Plastic is made of chains of like molecules, called polymers, which come in forms such as polyethylene, polystyrene, and polypropylene. They are normally composed of carbon and hydrogen and sometimes oxygen, nitrogen, sulfur, chlorine, fluorine, phosphorous, or silicon.

Aspergillus Tubingensis is a polyester polyurethane degrading fungi using the strength of its mycelia to help tear the plastic apart. It doesn’t take very long either; the scientists noticed that a significant breakdown of the plastic samples took only weeks to achieve.

[see-also]

The most obvious use for such a find would be to start with the mountains of trash around the globe.

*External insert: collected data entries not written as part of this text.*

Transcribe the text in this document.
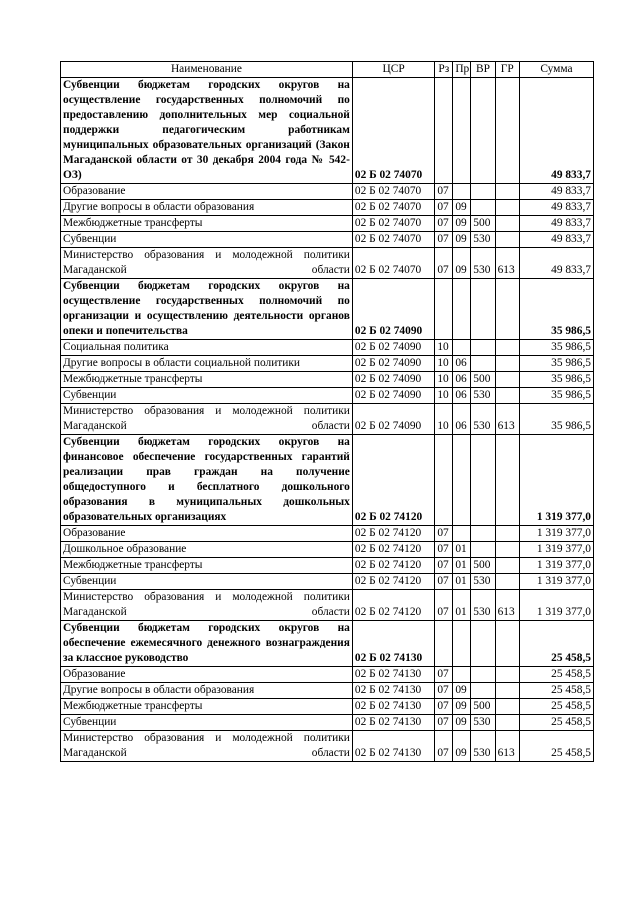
Наименование	ЦСР	Рз	Пр	ВР	ГР	Сумма
Субвенции бюджетам городских округов на осуществление государственных полномочий по предоставлению дополнительных мер социальной поддержки педагогическим работникам муниципальных образовательных организаций (Закон Магаданской области от 30 декабря 2004 года № 542-ОЗ)	02 Б 02 74070					49 833,7
Образование	02 Б 02 74070	07				49 833,7
Другие вопросы в области образования	02 Б 02 74070	07	09			49 833,7
Межбюджетные трансферты	02 Б 02 74070	07	09	500		49 833,7
Субвенции	02 Б 02 74070	07	09	530		49 833,7
Министерство образования и молодежной политики Магаданской области	02 Б 02 74070	07	09	530	613	49 833,7
Субвенции бюджетам городских округов на осуществление государственных полномочий по организации и осуществлению деятельности органов опеки и попечительства	02 Б 02 74090					35 986,5
Социальная политика	02 Б 02 74090	10				35 986,5
Другие вопросы в области социальной политики	02 Б 02 74090	10	06			35 986,5
Межбюджетные трансферты	02 Б 02 74090	10	06	500		35 986,5
Субвенции	02 Б 02 74090	10	06	530		35 986,5
Министерство образования и молодежной политики Магаданской области	02 Б 02 74090	10	06	530	613	35 986,5
Субвенции бюджетам городских округов на финансовое обеспечение государственных гарантий реализации прав граждан на получение общедоступного и бесплатного дошкольного образования в муниципальных дошкольных образовательных организациях	02 Б 02 74120					1 319 377,0
Образование	02 Б 02 74120	07				1 319 377,0
Дошкольное образование	02 Б 02 74120	07	01			1 319 377,0
Межбюджетные трансферты	02 Б 02 74120	07	01	500		1 319 377,0
Субвенции	02 Б 02 74120	07	01	530		1 319 377,0
Министерство образования и молодежной политики Магаданской области	02 Б 02 74120	07	01	530	613	1 319 377,0
Субвенции бюджетам городских округов на обеспечение ежемесячного денежного вознаграждения за классное руководство	02 Б 02 74130					25 458,5
Образование	02 Б 02 74130	07				25 458,5
Другие вопросы в области образования	02 Б 02 74130	07	09			25 458,5
Межбюджетные трансферты	02 Б 02 74130	07	09	500		25 458,5
Субвенции	02 Б 02 74130	07	09	530		25 458,5
Министерство образования и молодежной политики Магаданской области	02 Б 02 74130	07	09	530	613	25 458,5
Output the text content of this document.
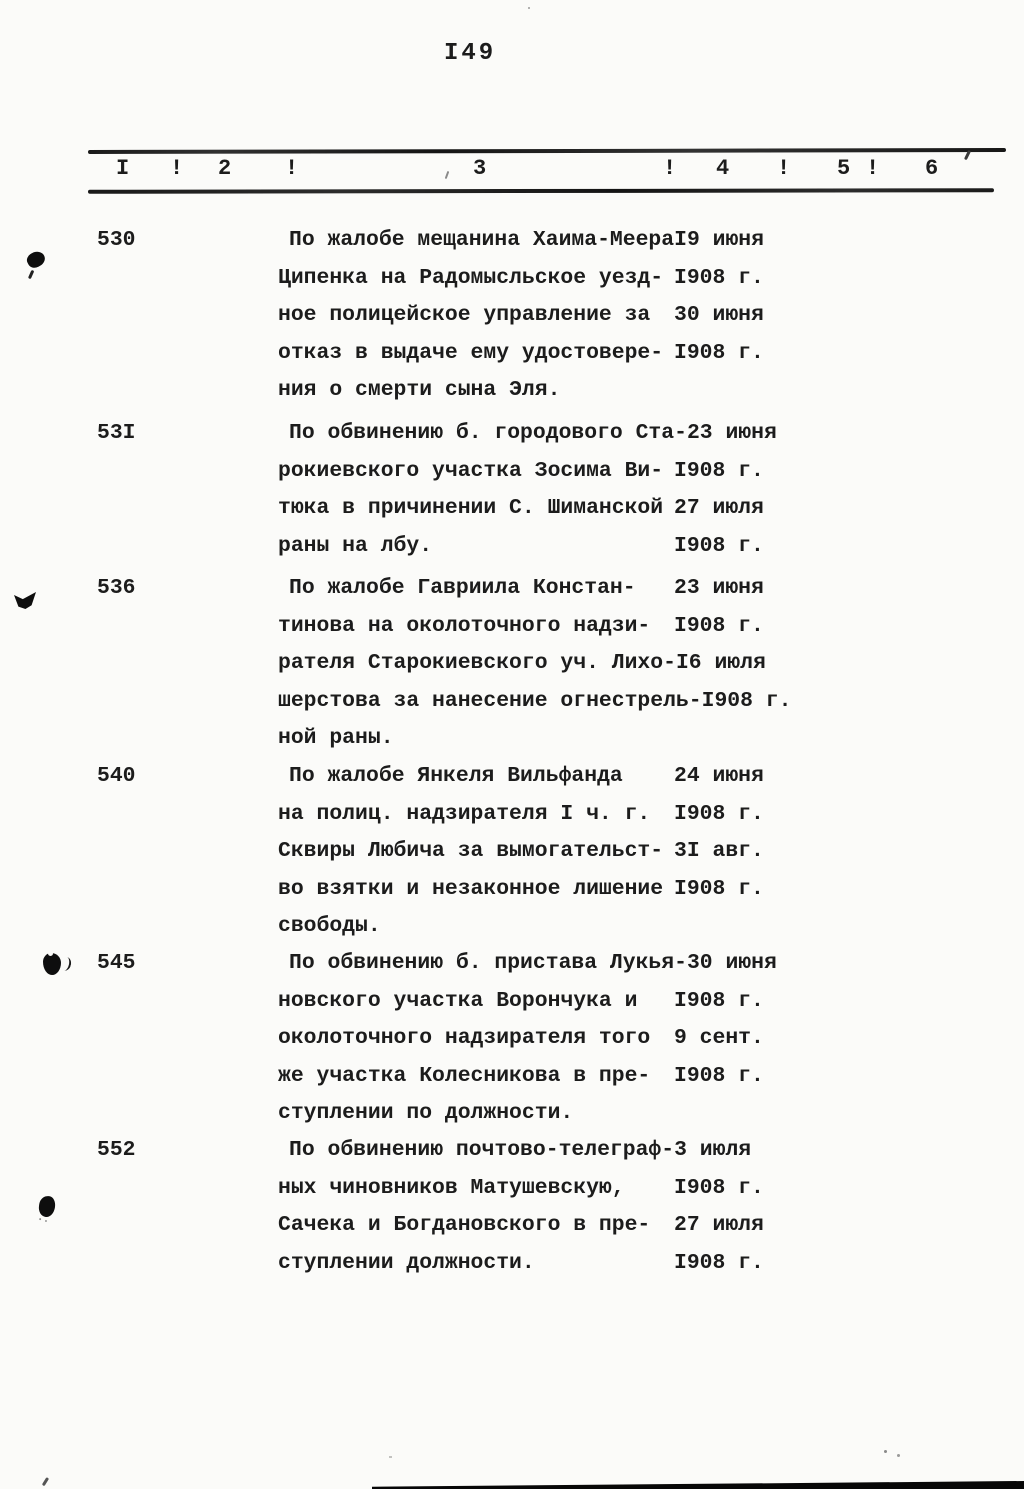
I49
I ! 2 !	3	! 4 ! 5 ! 6
530	По жалобе мещанина Хаима-МеераI9 июня
Ципенка на Радомысльское уезд- I908 г.
ное полицейское управление за 30 июня
отказ в выдаче ему удостовере- I908 г.
ния о смерти сына Эля.
53I	По обвинению б. городового Ста-23 июня
рокиевского участка Зосима Ви- I908 г.
тюка в причинении С. Шиманской 27 июля
раны на лбу.	I908 г.
536	По жалобе Гавриила Констан- 23 июня
тинова на околоточного надзи- I908 г.
рателя Старокиевского уч. Лихо-I6 июля
шерстова за нанесение огнестрель-I908 г.
ной раны.
540	По жалобе Янкеля Вильфанда 24 июня
на полиц. надзирателя I ч. г. I908 г.
Сквиры Любича за вымогательст- 3I авг.
во взятки и незаконное лишение I908 г.
свободы.
545	По обвинению б. пристава Лукья-30 июня
новского участка Ворончука и I908 г.
околоточного надзирателя того 9 сент.
же участка Колесникова в пре- I908 г.
ступлении по должности.
552	По обвинению почтово-телеграф-3 июля
ных чиновников Матушевскую, I908 г.
Сачека и Богдановского в пре- 27 июля
ступлении должности.	I908 г.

The researchers say that once they pin down the optimal conditions (temperature and pH levels) for the fungus to thrive then maybe the first place they’d like to deploy this plastic killer is in waste treatment plants.

Wax Worms

Source: Rasbak/Wikipedia

These miracle fungi aren’t the first member of the natural kingdom to exhibit an appetite for plastic. Earlier this year, Dr. Federica Bertocchini of the Institute of Biomedicine and Biotechnology of Cantabria, Spain accidentally discovered that wax worms she’d been studying ate through a plastic bag they were held in. They did it with efficiency as well, after Bertocchini exposed the worms to more plastic bags they ate through the material in 40 minutes. After 12 hours they had reduced the bag by 12 milligrams (0.0004 ounces).